Twitch, which in the past year has become the go-to place for all sorts of gaming oddities, is currently hosting a live stream of the ongoing battle between Aquarius and his pal Robert the Bruce in a game of Street Fighter II.
Also, they are goldfish.
The “Fish Play Street Fighter” livestream is quickly becoming a sensation, with nearly 50,000 people tuning in to view the carnage.
Controllers, of course, don't do too well when they're submerged, and fish sadly (or luckily, for us) lack opposable thumbs. Instead, the producers rely on a motion tracking camera pointed at the fishbowl. The tank is segmented into nine areas, each mapped to a controller's inputs. As the fish swims through an area, the corresponding action occurs on screen.
The concept of watching fish try to play video games actually started a few weeks ago, when another Twitch stream showed a tank-dweller playing Pokemon.
With Pokemon, the fish didn't get much done (the player spent an inordinate amount of time wandering around their house), but the Street Fighter matchup is faring much better.

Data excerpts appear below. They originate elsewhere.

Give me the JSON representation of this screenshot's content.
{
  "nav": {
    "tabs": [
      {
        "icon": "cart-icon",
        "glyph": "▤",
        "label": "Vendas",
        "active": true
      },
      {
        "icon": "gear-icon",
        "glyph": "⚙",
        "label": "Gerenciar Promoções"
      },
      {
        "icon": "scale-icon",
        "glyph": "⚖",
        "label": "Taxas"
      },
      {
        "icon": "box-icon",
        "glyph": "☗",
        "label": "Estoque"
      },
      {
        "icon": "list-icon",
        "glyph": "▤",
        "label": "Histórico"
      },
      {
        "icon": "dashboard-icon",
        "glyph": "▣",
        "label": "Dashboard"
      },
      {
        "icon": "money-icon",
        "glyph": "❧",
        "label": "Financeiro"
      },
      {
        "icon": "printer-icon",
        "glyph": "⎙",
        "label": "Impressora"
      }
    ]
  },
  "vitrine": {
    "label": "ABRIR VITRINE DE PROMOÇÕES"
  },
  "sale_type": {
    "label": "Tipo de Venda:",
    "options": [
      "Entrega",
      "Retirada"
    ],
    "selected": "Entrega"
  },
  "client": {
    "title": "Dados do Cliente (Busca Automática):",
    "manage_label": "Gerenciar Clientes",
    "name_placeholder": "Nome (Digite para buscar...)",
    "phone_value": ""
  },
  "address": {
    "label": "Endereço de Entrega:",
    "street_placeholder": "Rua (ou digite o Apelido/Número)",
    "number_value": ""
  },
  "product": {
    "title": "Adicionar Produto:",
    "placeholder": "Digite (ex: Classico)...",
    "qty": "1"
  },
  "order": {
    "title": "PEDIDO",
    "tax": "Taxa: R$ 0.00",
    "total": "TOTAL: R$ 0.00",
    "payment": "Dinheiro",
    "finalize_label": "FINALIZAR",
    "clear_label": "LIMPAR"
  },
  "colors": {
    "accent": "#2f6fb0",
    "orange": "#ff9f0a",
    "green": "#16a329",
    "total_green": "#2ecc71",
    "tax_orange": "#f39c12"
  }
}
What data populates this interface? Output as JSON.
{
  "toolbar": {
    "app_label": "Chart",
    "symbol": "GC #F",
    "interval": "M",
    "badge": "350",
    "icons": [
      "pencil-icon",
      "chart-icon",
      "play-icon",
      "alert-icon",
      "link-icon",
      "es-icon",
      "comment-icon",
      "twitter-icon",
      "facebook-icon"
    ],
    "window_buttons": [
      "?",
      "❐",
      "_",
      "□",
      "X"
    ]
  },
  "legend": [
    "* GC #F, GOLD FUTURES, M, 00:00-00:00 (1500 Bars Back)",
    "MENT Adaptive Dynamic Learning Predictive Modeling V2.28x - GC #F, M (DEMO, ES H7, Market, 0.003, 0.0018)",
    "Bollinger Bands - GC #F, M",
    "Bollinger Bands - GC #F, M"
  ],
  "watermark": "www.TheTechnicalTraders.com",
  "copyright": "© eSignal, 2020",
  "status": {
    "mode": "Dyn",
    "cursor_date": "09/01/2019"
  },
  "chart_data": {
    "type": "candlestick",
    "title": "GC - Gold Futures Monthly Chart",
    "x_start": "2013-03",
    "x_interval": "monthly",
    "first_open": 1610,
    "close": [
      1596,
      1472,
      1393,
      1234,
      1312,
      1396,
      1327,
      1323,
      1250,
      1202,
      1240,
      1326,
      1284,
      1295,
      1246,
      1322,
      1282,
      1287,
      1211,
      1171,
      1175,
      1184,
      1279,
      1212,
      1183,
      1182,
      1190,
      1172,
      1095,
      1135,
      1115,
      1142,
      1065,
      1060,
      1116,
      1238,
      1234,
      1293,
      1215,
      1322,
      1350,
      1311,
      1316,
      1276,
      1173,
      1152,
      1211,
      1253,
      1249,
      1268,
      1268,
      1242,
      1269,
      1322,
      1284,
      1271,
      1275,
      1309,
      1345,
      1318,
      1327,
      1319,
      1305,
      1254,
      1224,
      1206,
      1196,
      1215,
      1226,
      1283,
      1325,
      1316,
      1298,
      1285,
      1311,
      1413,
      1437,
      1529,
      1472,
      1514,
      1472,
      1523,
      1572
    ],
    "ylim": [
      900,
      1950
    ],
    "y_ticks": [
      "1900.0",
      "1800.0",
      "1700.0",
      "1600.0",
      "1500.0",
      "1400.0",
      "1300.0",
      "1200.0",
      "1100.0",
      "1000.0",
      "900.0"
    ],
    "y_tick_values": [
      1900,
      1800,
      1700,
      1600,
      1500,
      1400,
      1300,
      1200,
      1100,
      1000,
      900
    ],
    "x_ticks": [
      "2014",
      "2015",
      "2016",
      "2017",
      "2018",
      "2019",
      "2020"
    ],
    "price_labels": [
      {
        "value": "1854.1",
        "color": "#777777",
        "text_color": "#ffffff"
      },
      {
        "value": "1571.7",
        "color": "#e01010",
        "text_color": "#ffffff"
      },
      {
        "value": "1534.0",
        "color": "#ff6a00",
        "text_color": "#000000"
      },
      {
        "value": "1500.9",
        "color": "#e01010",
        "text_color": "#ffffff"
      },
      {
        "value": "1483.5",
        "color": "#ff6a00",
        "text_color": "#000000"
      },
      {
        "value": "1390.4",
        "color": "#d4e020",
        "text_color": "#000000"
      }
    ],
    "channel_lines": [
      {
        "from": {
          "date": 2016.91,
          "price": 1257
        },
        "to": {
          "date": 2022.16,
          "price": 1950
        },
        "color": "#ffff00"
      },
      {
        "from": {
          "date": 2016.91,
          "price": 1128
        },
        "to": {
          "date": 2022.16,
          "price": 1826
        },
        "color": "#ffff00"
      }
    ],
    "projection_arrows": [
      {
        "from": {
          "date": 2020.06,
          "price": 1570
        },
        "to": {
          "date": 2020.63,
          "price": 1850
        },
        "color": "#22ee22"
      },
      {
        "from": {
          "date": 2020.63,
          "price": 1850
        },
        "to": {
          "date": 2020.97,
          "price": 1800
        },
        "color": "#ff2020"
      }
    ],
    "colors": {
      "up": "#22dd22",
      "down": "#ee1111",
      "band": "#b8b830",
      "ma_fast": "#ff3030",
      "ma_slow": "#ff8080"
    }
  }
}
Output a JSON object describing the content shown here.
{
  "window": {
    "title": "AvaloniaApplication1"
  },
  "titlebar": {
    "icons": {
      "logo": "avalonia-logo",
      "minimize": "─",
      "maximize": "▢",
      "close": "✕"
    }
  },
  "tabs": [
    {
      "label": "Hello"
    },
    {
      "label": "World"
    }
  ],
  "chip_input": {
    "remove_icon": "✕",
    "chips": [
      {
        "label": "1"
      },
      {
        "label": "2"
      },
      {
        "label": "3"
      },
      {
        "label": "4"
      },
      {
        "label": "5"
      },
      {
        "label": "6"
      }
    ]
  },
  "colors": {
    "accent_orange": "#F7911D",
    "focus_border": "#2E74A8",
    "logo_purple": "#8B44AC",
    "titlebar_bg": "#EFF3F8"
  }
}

Aquarius and Robert the Bruce have enjoyed a series of spirited battles over the past three days. Aquarius dominated day one, winning 61 of the 99 matches. Robert the Bruce mounted a comeback on the 19th, though, taking 78 of the 154 games. By midday Wednesday, Robert was winning the majority of the bouts again.
They're not slaves to the grind, however. The fish take a rest between 5:30pm and 7:30am. Remember, folks, game responsibly.
Twitch kicked off the weird video game streaming craze earlier this year when a user launched a social experiment allowing thousands of gamers to control a single Pokémon trainer in the classic Pokémon Red/Blue. Before its appeal wore off (though it's technically still live now - playing Pokemon Stadium 2), over 64 million people had logged in to watch and/or play.